VAIVTは、短時間に治療ができるため、シャントの作り直しに比べ身体面の負担が少ない手術です。


VAIVTをしている様子


VAIVTのメリットはなんですか?

* 治療時間が短い。 (30分から1時間程度)
* 一泊入院で行なえる。  (翌日に臨時透析を行い退院)
* 安全性が高い。
* 身体的負担が少ない。


VAIVTはどのような手術ですか?

VAの一部にシースという針を刺します。血管内にバルーンカテーテル(先に風船が付いている)を挿入し、閉塞、狭窄した箇所でバルーンを拡張させます。
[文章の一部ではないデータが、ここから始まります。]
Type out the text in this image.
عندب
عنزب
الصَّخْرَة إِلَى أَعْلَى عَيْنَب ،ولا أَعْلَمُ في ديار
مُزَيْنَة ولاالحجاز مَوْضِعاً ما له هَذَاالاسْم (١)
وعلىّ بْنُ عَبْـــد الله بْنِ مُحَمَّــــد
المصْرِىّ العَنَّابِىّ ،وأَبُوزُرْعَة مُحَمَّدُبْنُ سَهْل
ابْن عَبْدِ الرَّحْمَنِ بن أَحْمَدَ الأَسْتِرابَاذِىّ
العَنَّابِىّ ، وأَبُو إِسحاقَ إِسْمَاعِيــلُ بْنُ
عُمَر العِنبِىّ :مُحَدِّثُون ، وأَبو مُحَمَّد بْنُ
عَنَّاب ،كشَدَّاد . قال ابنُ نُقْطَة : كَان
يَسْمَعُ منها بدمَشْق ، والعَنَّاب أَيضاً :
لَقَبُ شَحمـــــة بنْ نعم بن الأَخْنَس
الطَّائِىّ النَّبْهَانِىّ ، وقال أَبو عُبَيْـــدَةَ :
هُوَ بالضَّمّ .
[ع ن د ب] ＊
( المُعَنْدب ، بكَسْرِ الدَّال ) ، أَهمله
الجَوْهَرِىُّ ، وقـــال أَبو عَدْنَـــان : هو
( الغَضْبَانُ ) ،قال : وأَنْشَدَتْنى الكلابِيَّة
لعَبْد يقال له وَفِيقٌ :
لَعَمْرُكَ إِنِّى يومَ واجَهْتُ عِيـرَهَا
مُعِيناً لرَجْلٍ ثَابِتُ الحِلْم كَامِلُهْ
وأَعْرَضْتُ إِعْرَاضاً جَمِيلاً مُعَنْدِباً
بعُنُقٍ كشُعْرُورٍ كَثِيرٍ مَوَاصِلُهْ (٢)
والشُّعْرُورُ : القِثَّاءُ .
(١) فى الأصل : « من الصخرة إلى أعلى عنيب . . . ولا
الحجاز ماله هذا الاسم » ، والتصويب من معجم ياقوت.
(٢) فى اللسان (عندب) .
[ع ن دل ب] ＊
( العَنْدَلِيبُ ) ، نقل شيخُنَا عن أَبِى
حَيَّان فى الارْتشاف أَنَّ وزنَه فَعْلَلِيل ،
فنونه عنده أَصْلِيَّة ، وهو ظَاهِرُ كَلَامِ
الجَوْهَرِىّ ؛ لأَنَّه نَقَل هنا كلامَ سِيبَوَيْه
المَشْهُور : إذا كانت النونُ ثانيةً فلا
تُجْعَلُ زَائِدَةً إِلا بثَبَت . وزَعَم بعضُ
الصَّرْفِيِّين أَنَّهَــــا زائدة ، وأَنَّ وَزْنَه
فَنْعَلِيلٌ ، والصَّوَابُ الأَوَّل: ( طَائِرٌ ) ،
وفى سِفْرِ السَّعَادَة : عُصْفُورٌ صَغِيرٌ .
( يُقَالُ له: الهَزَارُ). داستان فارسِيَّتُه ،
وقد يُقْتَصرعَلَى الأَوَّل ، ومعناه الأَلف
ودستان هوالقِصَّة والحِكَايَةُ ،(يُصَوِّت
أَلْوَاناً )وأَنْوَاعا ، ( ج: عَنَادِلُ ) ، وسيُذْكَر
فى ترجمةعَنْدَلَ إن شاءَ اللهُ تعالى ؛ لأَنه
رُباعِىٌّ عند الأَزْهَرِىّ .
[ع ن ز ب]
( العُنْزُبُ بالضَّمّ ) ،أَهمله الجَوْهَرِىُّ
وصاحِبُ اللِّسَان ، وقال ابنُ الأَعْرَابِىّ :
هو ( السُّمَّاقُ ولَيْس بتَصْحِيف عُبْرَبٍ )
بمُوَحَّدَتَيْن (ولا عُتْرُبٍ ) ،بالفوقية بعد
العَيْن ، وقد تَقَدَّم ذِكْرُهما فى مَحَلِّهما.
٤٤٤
バルーンの圧力で内側から血管を広げる方法です。
手術の際は、X線透視下で位置を確認しながら行ないます。

シャントPTA動画(クリックで再生)

 


痛みはありますか?

穿刺時とバルーン拡張時に痛みを伴いますが、個人差があります。
その都度、痛みに応じたコントロールを行なっています。


一度すると大丈夫ですか?

同じ箇所が再狭窄する確率が高いといえます。再狭窄までの期間は個人差があります。しかし、技術の進歩による新しいカテーテルの開発や、拡張手技により、開存期間の延長が期待されます。


どのように閉塞や狭窄を発見するのですか?

●狭窄の可能性がある場合

・スリルや拍動の減弱・消失
・脱血不良 
・シャント音の聴取範囲の狭小化
・高調性雑音の聴取
・クリアランスギャップの上昇
・表在からのシャント血管の陥没

●血栓の可能性がある場合

・シャント肢の上肢腫張 
・脱血不良
・突然の血管痛や発赤
・穿刺後の血管痛

●穿刺部より上に狭窄が考えられる場合

・シャント肢の上肢腫張 
・静脈圧上昇

 

シャント手術までの流れ

 医師、スタッフは、患者様のVAの状態を臨床症状や透析データなどのVA機能のモニタリングからシャントエコーによる機能的、形態的評価を行い、VAトラブルを早期発見し、より長く使えるように努めています。


当院の実績

2004年6月に新病院が開院し、VAIVTが行なえる体制が整備され、延べ1076件を行なっております。


シャント造影は2016年までに826件行っています。シャント造影は、シャント血管全体を可視化でき中心静脈までの観察をしますが、造影剤の副作用や穿刺のリスクがあります。
2013年からはVAを非侵襲的に評価できるシャントエコー検査を開始し、VAIVTの適応やフォローアップに積極的に取り組んでおります。